Taken together, the two officials’ comments reflect one of the central problems of the Calderon administration’s crime policies: two of the main objectives -- safer streets and weaker gangs -- appear to be in conflict. As Braun indicated, gangs become more aggressive as they lose market share, their smuggling networks are interrupted, growing numbers of their members are arrested and killed, and local populations become more willing to report them to authorities.

But while there is likely some truth to it, the argument that the violence is a sign of success loses force at a certain point, because the public becomes so frustrated by the bloodshed that it is unwilling to pay the price for weaker gangs. With a spate of anti-crime marches and polls demonstrating rising anger about crime, a significant segment of the Mexican population seems to have reached this threshold. Support for the drug war in the abstract is not ebbing, but Mexicans seem to be rejecting the idea that thousands of deaths represent good news.

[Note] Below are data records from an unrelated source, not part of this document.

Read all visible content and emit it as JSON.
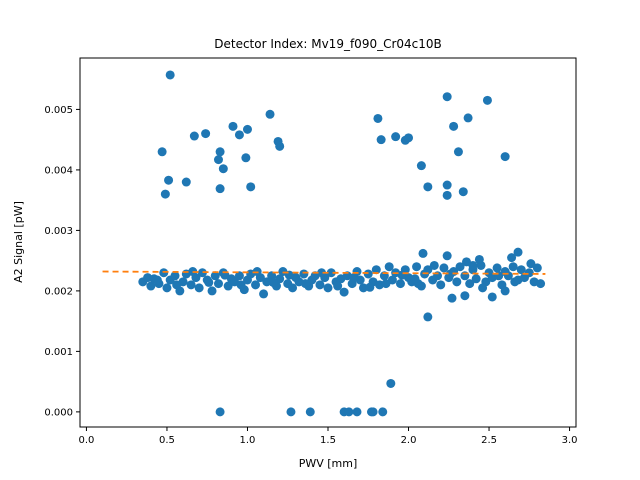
{
  "chart_data": {
    "type": "scatter",
    "title": "Detector Index: Mv19_f090_Cr04c10B",
    "xlabel": "PWV [mm]",
    "ylabel": "A2 Signal [pW]",
    "xlim": [
      -0.04,
      3.04
    ],
    "ylim": [
      -0.00025,
      0.00585
    ],
    "xticks": [
      0.0,
      0.5,
      1.0,
      1.5,
      2.0,
      2.5,
      3.0
    ],
    "xtick_labels": [
      "0.0",
      "0.5",
      "1.0",
      "1.5",
      "2.0",
      "2.5",
      "3.0"
    ],
    "yticks": [
      0.0,
      0.001,
      0.002,
      0.003,
      0.004,
      0.005
    ],
    "ytick_labels": [
      "0.000",
      "0.001",
      "0.002",
      "0.003",
      "0.004",
      "0.005"
    ],
    "colors": {
      "scatter": "#1f77b4",
      "fit": "#ff7f0e"
    },
    "series": [
      {
        "name": "measurements",
        "kind": "points",
        "points": [
          [
            0.35,
            0.00215
          ],
          [
            0.38,
            0.00222
          ],
          [
            0.4,
            0.00208
          ],
          [
            0.42,
            0.0022
          ],
          [
            0.45,
            0.00212
          ],
          [
            0.48,
            0.0023
          ],
          [
            0.5,
            0.00205
          ],
          [
            0.52,
            0.00218
          ],
          [
            0.55,
            0.00225
          ],
          [
            0.58,
            0.002
          ],
          [
            0.6,
            0.00215
          ],
          [
            0.62,
            0.00228
          ],
          [
            0.65,
            0.0021
          ],
          [
            0.68,
            0.00222
          ],
          [
            0.7,
            0.00205
          ],
          [
            0.72,
            0.0023
          ],
          [
            0.75,
            0.00218
          ],
          [
            0.78,
            0.002
          ],
          [
            0.8,
            0.00225
          ],
          [
            0.82,
            0.00212
          ],
          [
            0.85,
            0.0023
          ],
          [
            0.88,
            0.00208
          ],
          [
            0.9,
            0.0022
          ],
          [
            0.92,
            0.00215
          ],
          [
            0.95,
            0.00225
          ],
          [
            0.98,
            0.00202
          ],
          [
            1.0,
            0.00218
          ],
          [
            1.02,
            0.00228
          ],
          [
            1.05,
            0.0021
          ],
          [
            1.08,
            0.00222
          ],
          [
            1.1,
            0.00195
          ],
          [
            1.12,
            0.00215
          ],
          [
            1.15,
            0.00225
          ],
          [
            1.18,
            0.00208
          ],
          [
            1.2,
            0.0022
          ],
          [
            1.22,
            0.00232
          ],
          [
            1.25,
            0.00212
          ],
          [
            1.28,
            0.00205
          ],
          [
            1.3,
            0.00222
          ],
          [
            1.32,
            0.00215
          ],
          [
            1.35,
            0.00228
          ],
          [
            1.38,
            0.00208
          ],
          [
            1.4,
            0.00218
          ],
          [
            1.42,
            0.00225
          ],
          [
            1.45,
            0.0021
          ],
          [
            1.48,
            0.00222
          ],
          [
            1.5,
            0.00205
          ],
          [
            1.52,
            0.0023
          ],
          [
            1.55,
            0.00215
          ],
          [
            1.58,
            0.0022
          ],
          [
            1.6,
            0.00198
          ],
          [
            1.62,
            0.00225
          ],
          [
            1.65,
            0.00212
          ],
          [
            1.68,
            0.00232
          ],
          [
            1.7,
            0.00218
          ],
          [
            1.72,
            0.00205
          ],
          [
            1.75,
            0.00228
          ],
          [
            1.78,
            0.00215
          ],
          [
            1.8,
            0.00235
          ],
          [
            1.82,
            0.0021
          ],
          [
            1.85,
            0.00225
          ],
          [
            1.88,
            0.0024
          ],
          [
            1.9,
            0.00218
          ],
          [
            1.92,
            0.0023
          ],
          [
            1.95,
            0.00212
          ],
          [
            1.98,
            0.00235
          ],
          [
            2.0,
            0.00222
          ],
          [
            2.02,
            0.00215
          ],
          [
            2.05,
            0.0024
          ],
          [
            2.08,
            0.00208
          ],
          [
            2.1,
            0.00228
          ],
          [
            2.12,
            0.00235
          ],
          [
            2.15,
            0.00218
          ],
          [
            2.18,
            0.00225
          ],
          [
            2.2,
            0.0021
          ],
          [
            2.22,
            0.00238
          ],
          [
            2.25,
            0.00222
          ],
          [
            2.28,
            0.00232
          ],
          [
            2.3,
            0.00215
          ],
          [
            2.32,
            0.0024
          ],
          [
            2.35,
            0.00225
          ],
          [
            2.38,
            0.00212
          ],
          [
            2.4,
            0.00235
          ],
          [
            2.42,
            0.0022
          ],
          [
            2.45,
            0.00242
          ],
          [
            2.48,
            0.00215
          ],
          [
            2.5,
            0.0023
          ],
          [
            2.52,
            0.00222
          ],
          [
            2.55,
            0.00238
          ],
          [
            2.58,
            0.0021
          ],
          [
            2.6,
            0.00232
          ],
          [
            2.62,
            0.00225
          ],
          [
            2.65,
            0.0024
          ],
          [
            2.68,
            0.00218
          ],
          [
            2.7,
            0.00235
          ],
          [
            2.72,
            0.00222
          ],
          [
            2.75,
            0.0023
          ],
          [
            2.78,
            0.00215
          ],
          [
            2.8,
            0.00238
          ],
          [
            2.82,
            0.00212
          ],
          [
            0.44,
            0.00218
          ],
          [
            0.56,
            0.0021
          ],
          [
            0.66,
            0.00232
          ],
          [
            0.76,
            0.00214
          ],
          [
            0.86,
            0.00226
          ],
          [
            0.96,
            0.0021
          ],
          [
            1.06,
            0.00232
          ],
          [
            1.16,
            0.00214
          ],
          [
            1.26,
            0.00226
          ],
          [
            1.36,
            0.00212
          ],
          [
            1.46,
            0.0023
          ],
          [
            1.56,
            0.00208
          ],
          [
            1.66,
            0.00222
          ],
          [
            1.76,
            0.00206
          ],
          [
            1.86,
            0.00212
          ],
          [
            1.96,
            0.00226
          ],
          [
            2.06,
            0.00212
          ],
          [
            2.16,
            0.00242
          ],
          [
            2.26,
            0.00228
          ],
          [
            2.36,
            0.00248
          ],
          [
            2.46,
            0.00205
          ],
          [
            2.56,
            0.00225
          ],
          [
            2.66,
            0.00215
          ],
          [
            2.76,
            0.00245
          ],
          [
            2.04,
            0.0022
          ],
          [
            2.24,
            0.00258
          ],
          [
            2.44,
            0.00252
          ],
          [
            2.64,
            0.00255
          ],
          [
            2.09,
            0.00262
          ],
          [
            2.4,
            0.00242
          ],
          [
            2.6,
            0.002
          ],
          [
            2.35,
            0.00192
          ],
          [
            2.52,
            0.0019
          ],
          [
            2.27,
            0.00188
          ],
          [
            2.68,
            0.00264
          ],
          [
            0.47,
            0.0043
          ],
          [
            0.49,
            0.0036
          ],
          [
            0.51,
            0.00383
          ],
          [
            0.52,
            0.00557
          ],
          [
            0.62,
            0.0038
          ],
          [
            0.67,
            0.00456
          ],
          [
            0.74,
            0.0046
          ],
          [
            0.82,
            0.00417
          ],
          [
            0.83,
            0.0043
          ],
          [
            0.83,
            0.00369
          ],
          [
            0.85,
            0.00402
          ],
          [
            0.91,
            0.00472
          ],
          [
            0.95,
            0.00458
          ],
          [
            0.99,
            0.0042
          ],
          [
            1.0,
            0.00467
          ],
          [
            1.02,
            0.00372
          ],
          [
            1.14,
            0.00492
          ],
          [
            1.19,
            0.00447
          ],
          [
            1.2,
            0.00439
          ],
          [
            1.81,
            0.00485
          ],
          [
            1.83,
            0.0045
          ],
          [
            1.92,
            0.00455
          ],
          [
            1.98,
            0.00449
          ],
          [
            2.0,
            0.00453
          ],
          [
            2.08,
            0.00407
          ],
          [
            2.12,
            0.00372
          ],
          [
            2.24,
            0.00521
          ],
          [
            2.24,
            0.00375
          ],
          [
            2.24,
            0.00358
          ],
          [
            2.28,
            0.00472
          ],
          [
            2.31,
            0.0043
          ],
          [
            2.34,
            0.00364
          ],
          [
            2.37,
            0.00486
          ],
          [
            2.49,
            0.00515
          ],
          [
            2.6,
            0.00422
          ],
          [
            2.12,
            0.00157
          ],
          [
            1.89,
            0.00047
          ],
          [
            0.83,
            0.0
          ],
          [
            1.27,
            0.0
          ],
          [
            1.39,
            0.0
          ],
          [
            1.6,
            0.0
          ],
          [
            1.63,
            0.0
          ],
          [
            1.68,
            0.0
          ],
          [
            1.77,
            0.0
          ],
          [
            1.78,
            0.0
          ],
          [
            1.84,
            0.0
          ]
        ]
      },
      {
        "name": "fit",
        "kind": "dashed-line",
        "x": [
          0.1,
          2.85
        ],
        "y": [
          0.00232,
          0.00228
        ]
      }
    ]
  }
}
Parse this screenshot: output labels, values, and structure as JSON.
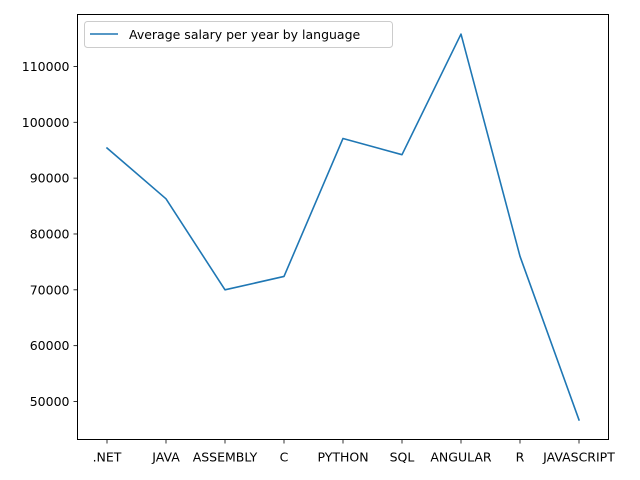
{
  "chart_data": {
    "type": "line",
    "categories": [
      ".NET",
      "JAVA",
      "ASSEMBLY",
      "C",
      "PYTHON",
      "SQL",
      "ANGULAR",
      "R",
      "JAVASCRIPT"
    ],
    "series": [
      {
        "name": "Average salary per year by language",
        "values": [
          95400,
          86300,
          70000,
          72400,
          97100,
          94200,
          115800,
          76000,
          46700
        ],
        "color": "#1f77b4"
      }
    ],
    "xlabel": "",
    "ylabel": "",
    "ylim": [
      43200,
      119300
    ],
    "yticks": [
      50000,
      60000,
      70000,
      80000,
      90000,
      100000,
      110000
    ],
    "grid": false,
    "legend_position": "top-left"
  }
}
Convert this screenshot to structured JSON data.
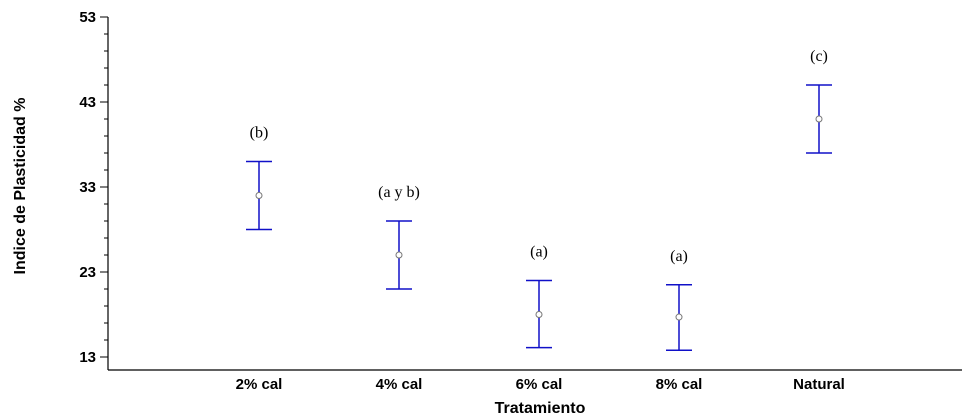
{
  "chart_data": {
    "type": "scatter",
    "subtype": "means-with-intervals",
    "xlabel": "Tratamiento",
    "ylabel": "Indice de Plasticidad %",
    "ylim": [
      13,
      53
    ],
    "yticks": [
      13,
      23,
      33,
      43,
      53
    ],
    "categories": [
      "2% cal",
      "4% cal",
      "6% cal",
      "8% cal",
      "Natural"
    ],
    "means": [
      32,
      25,
      18,
      17.7,
      41
    ],
    "lower": [
      28,
      21,
      14.1,
      13.8,
      37
    ],
    "upper": [
      36,
      29,
      22,
      21.5,
      45
    ],
    "group_labels": [
      "(b)",
      "(a y b)",
      "(a)",
      "(a)",
      "(c)"
    ],
    "grid": false,
    "legend": "none",
    "colors": {
      "error_bar": "#1010c8",
      "point": "#777777",
      "axis": "#000000"
    }
  }
}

From a messaging standpoint, this leaves the government without any good options. For its part, the Calderon administration has never really made up its mind on its explanation for the violence, choosing rather to frame its arguments according to the expediency of the moment. In the past, it has repeatedly embraced the idea that violence is a sign of success. However, when violence drops in one region or for a short period of time, the government often trumpets the news as a sign of things getting better.

The inverse relationship between gangs’ strength and their tendency to violence is not a permanent state -- eventually, the government's twin objectives will cease to work at cross-purposes. Indeed, in the long term, a sustainable improvement in public safety must be coupled with the reduction in the capacity and the will of the gangs to wreak havoc and challenge the government. But in the short term, the violence is such that support for aggressive action against organized crime risks being undermined.

Garcia Luna presumably had this in mind and was seeking to reassure an unsettled nation with his estimates. While providing a light at the end of the tunnel may help restore confidence among the citizenry, offering an easily identifiable milestone years ahead of time is also a dangerous practice for the government. The reason, of course, is that Garcia Luna is not a soothsayer, and even if his logic is impeccable, predicting the future of a hidden industry with hundreds of thousands of actors and scores of gangs will generally lead to mistaken prognoses.

Then again, even if the violence is worse in 2015, Garcia Luna will almost certainly be on the sidelines by then, leaving his successors scrambling to deal with the chaos.